E.g. I found this intriguing new algorithm, see sequencer.org (also pictures there), that might even help me at work. I found it through GitHub - turingtest37/SequencerJ.jl: Julia-language port of the Sequencer algorithm, originally developed in python (https://github.com/dalya/Sequencer). The Sequencer finds trends in 1-dimensional data sets and has been used by its original authors for data analysis in astrophysics, seismology, image processing, etc. Contributions are welcome! but it’s a reimplemention, the original in Python. We are not going to sell the language pointing to reimplementaions unless they are faster.

I noticed this now (looking up why no longer PyDSTool.jl recommended), and hadn’t realized up to 200 packages…, how extensive this work is:

is ComponentArrays.jl now part of DifferentialEquations.jl?

Nope, but it composes so well and people use it with DiffEq so often that it is essentially a feature at this point.

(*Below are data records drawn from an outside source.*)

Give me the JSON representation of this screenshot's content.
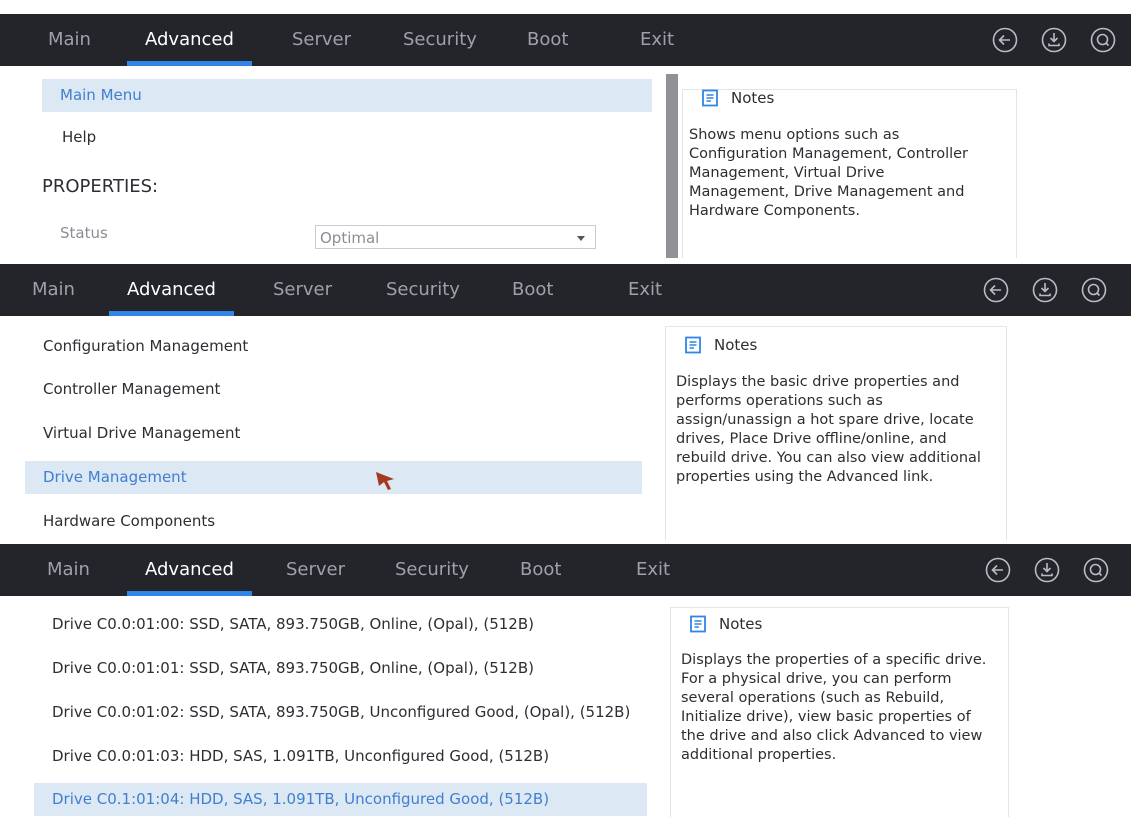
{
  "tabs": [
    "Main",
    "Advanced",
    "Server",
    "Security",
    "Boot",
    "Exit"
  ],
  "active_tab": "Advanced",
  "icons": [
    "back-icon",
    "save-icon",
    "search-icon"
  ],
  "accent_color": "#2f86e6",
  "selection_color": "#3f7fce",
  "panel1": {
    "menu": {
      "main_menu": "Main Menu",
      "help": "Help"
    },
    "properties_heading": "PROPERTIES:",
    "status_label": "Status",
    "status_value": "Optimal",
    "notes_title": "Notes",
    "notes_text": "Shows menu options such as Configuration Management, Controller Management, Virtual Drive Management, Drive Management and Hardware Components."
  },
  "panel2": {
    "items": [
      "Configuration Management",
      "Controller Management",
      "Virtual Drive Management",
      "Drive Management",
      "Hardware Components"
    ],
    "selected_index": 3,
    "notes_title": "Notes",
    "notes_text": "Displays the basic drive properties and performs operations such as assign/unassign a hot spare drive, locate drives, Place Drive offline/online, and rebuild drive. You can also view additional properties using the Advanced link."
  },
  "panel3": {
    "drives": [
      "Drive C0.0:01:00: SSD, SATA, 893.750GB, Online, (Opal), (512B)",
      "Drive C0.0:01:01: SSD, SATA, 893.750GB, Online, (Opal), (512B)",
      "Drive C0.0:01:02: SSD, SATA, 893.750GB, Unconfigured Good, (Opal), (512B)",
      "Drive C0.0:01:03: HDD, SAS, 1.091TB, Unconfigured Good, (512B)",
      "Drive C0.1:01:04: HDD, SAS, 1.091TB, Unconfigured Good, (512B)"
    ],
    "selected_index": 4,
    "notes_title": "Notes",
    "notes_text": "Displays the properties of a specific drive. For a physical drive, you can perform several operations (such as Rebuild, Initialize drive), view basic properties of the drive and also click Advanced to view additional properties."
  }
}
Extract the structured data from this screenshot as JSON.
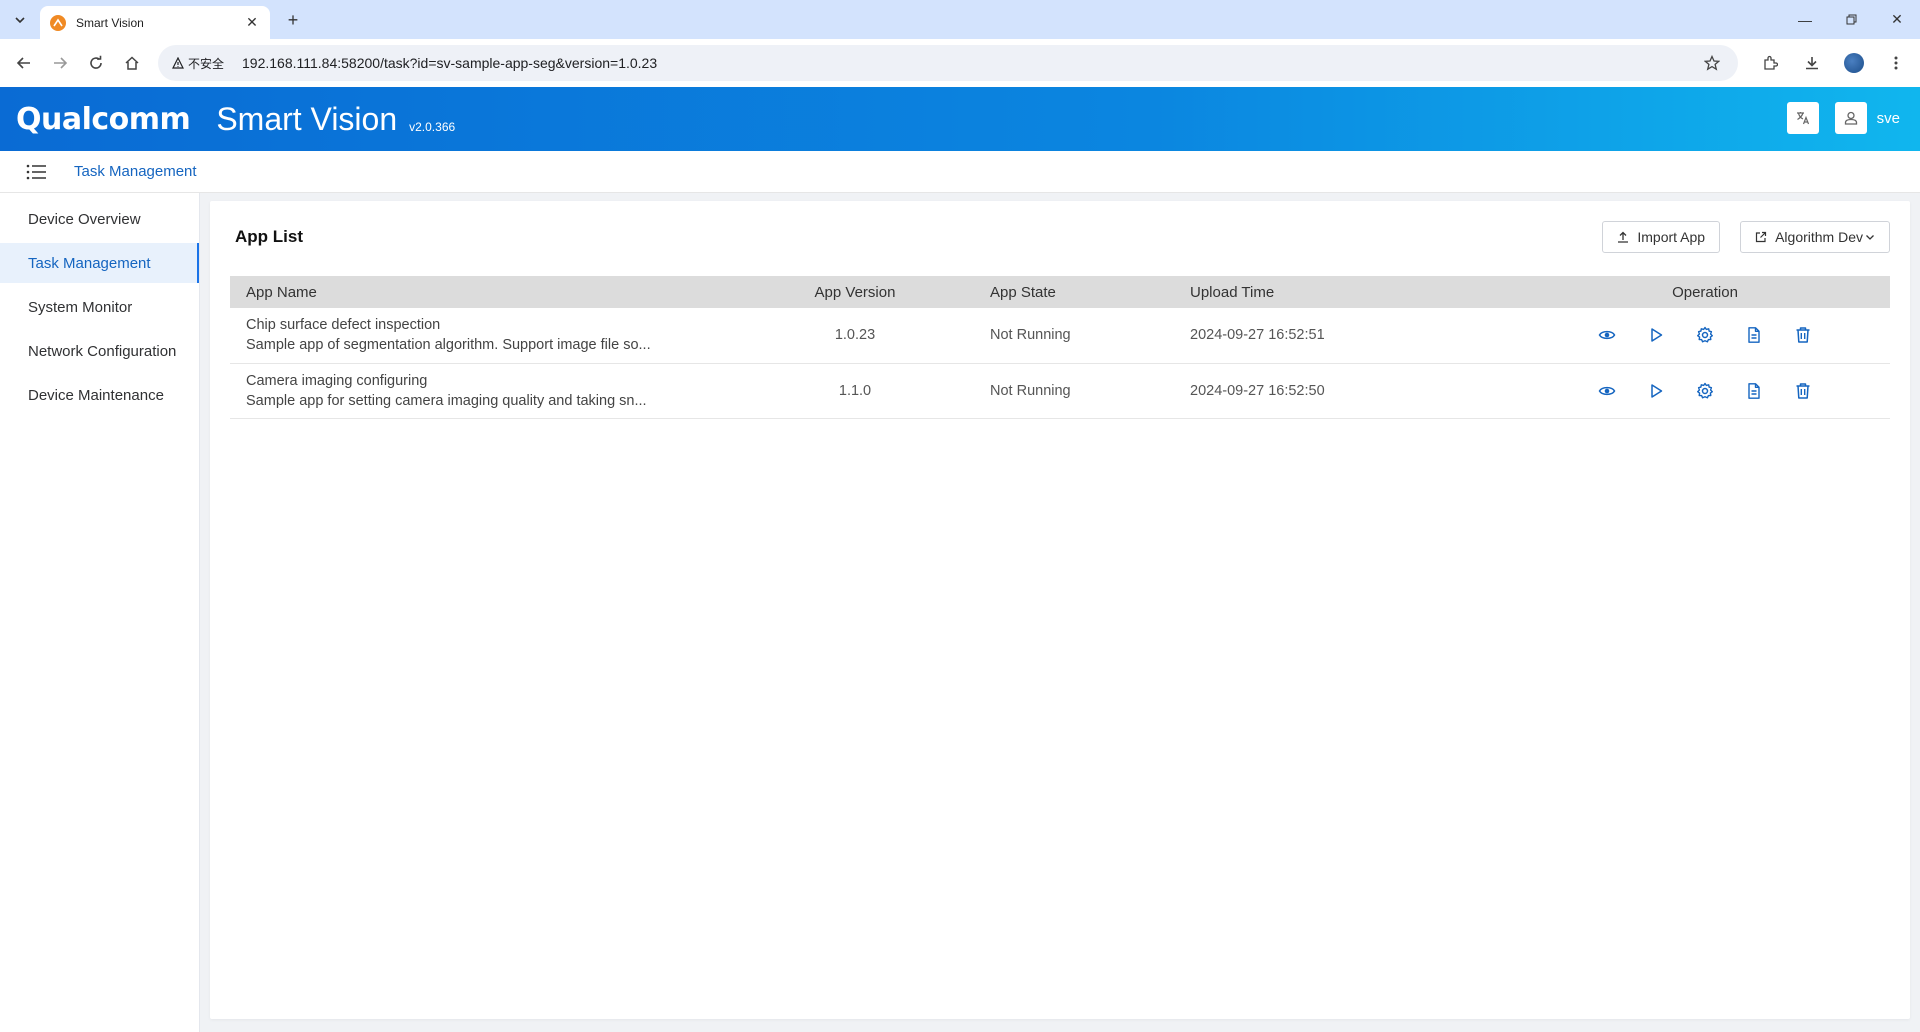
{
  "browser": {
    "tab_title": "Smart Vision",
    "security_label": "不安全",
    "url": "192.168.111.84:58200/task?id=sv-sample-app-seg&version=1.0.23"
  },
  "header": {
    "brand": "Qualcomm",
    "title": "Smart Vision",
    "version": "v2.0.366",
    "username": "sve",
    "colors": {
      "gradient_start": "#0a6bd4",
      "gradient_end": "#10b6ee"
    }
  },
  "breadcrumb": {
    "current": "Task Management"
  },
  "sidebar": {
    "items": [
      {
        "label": "Device Overview",
        "active": false
      },
      {
        "label": "Task Management",
        "active": true
      },
      {
        "label": "System Monitor",
        "active": false
      },
      {
        "label": "Network Configuration",
        "active": false
      },
      {
        "label": "Device Maintenance",
        "active": false
      }
    ]
  },
  "panel": {
    "title": "App List",
    "import_label": "Import App",
    "algo_label": "Algorithm Dev"
  },
  "table": {
    "headers": [
      "App Name",
      "App Version",
      "App State",
      "Upload Time",
      "Operation"
    ],
    "rows": [
      {
        "name": "Chip surface defect inspection",
        "desc": "Sample app of segmentation algorithm. Support image file so...",
        "version": "1.0.23",
        "state": "Not Running",
        "time": "2024-09-27 16:52:51"
      },
      {
        "name": "Camera imaging configuring",
        "desc": "Sample app for setting camera imaging quality and taking sn...",
        "version": "1.1.0",
        "state": "Not Running",
        "time": "2024-09-27 16:52:50"
      }
    ],
    "operations": [
      "view-icon",
      "play-icon",
      "settings-icon",
      "document-icon",
      "delete-icon"
    ]
  }
}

We ended up knocking down our dependencies by a lot soon after:


Removing all Python dependencies and such. It has help the load time of DiffEq and helped the dependency maintenance. Now we’re down to only about 10-20 core packages of DiffEq leading to 120 dependencies through all of the solvers. Try 1.6-rc1 and do ]add DifferentialEquations and watch the precompile list fly by :laughing:

1 Like

The multithreaded precompile is so satisfying to watch


It’s the next generation of ASMR.


None of these languages offer the composable task-based multithreading model that Julia, Go and Cilk do. Yes, you can hand-code something with optimal performance in C++ if you work enough at it, but it’s really hard to do. The kind of parallelism that Symbolics.jl is using, for example, would be very complex in any of those languages and involve setting up, managing and passing around thread pools and other such tricky business. Even then, very few thread pool implementations have sufficiently low overhead to take advantage of that kind of granular parallelism efficiently enough to provide speed ups.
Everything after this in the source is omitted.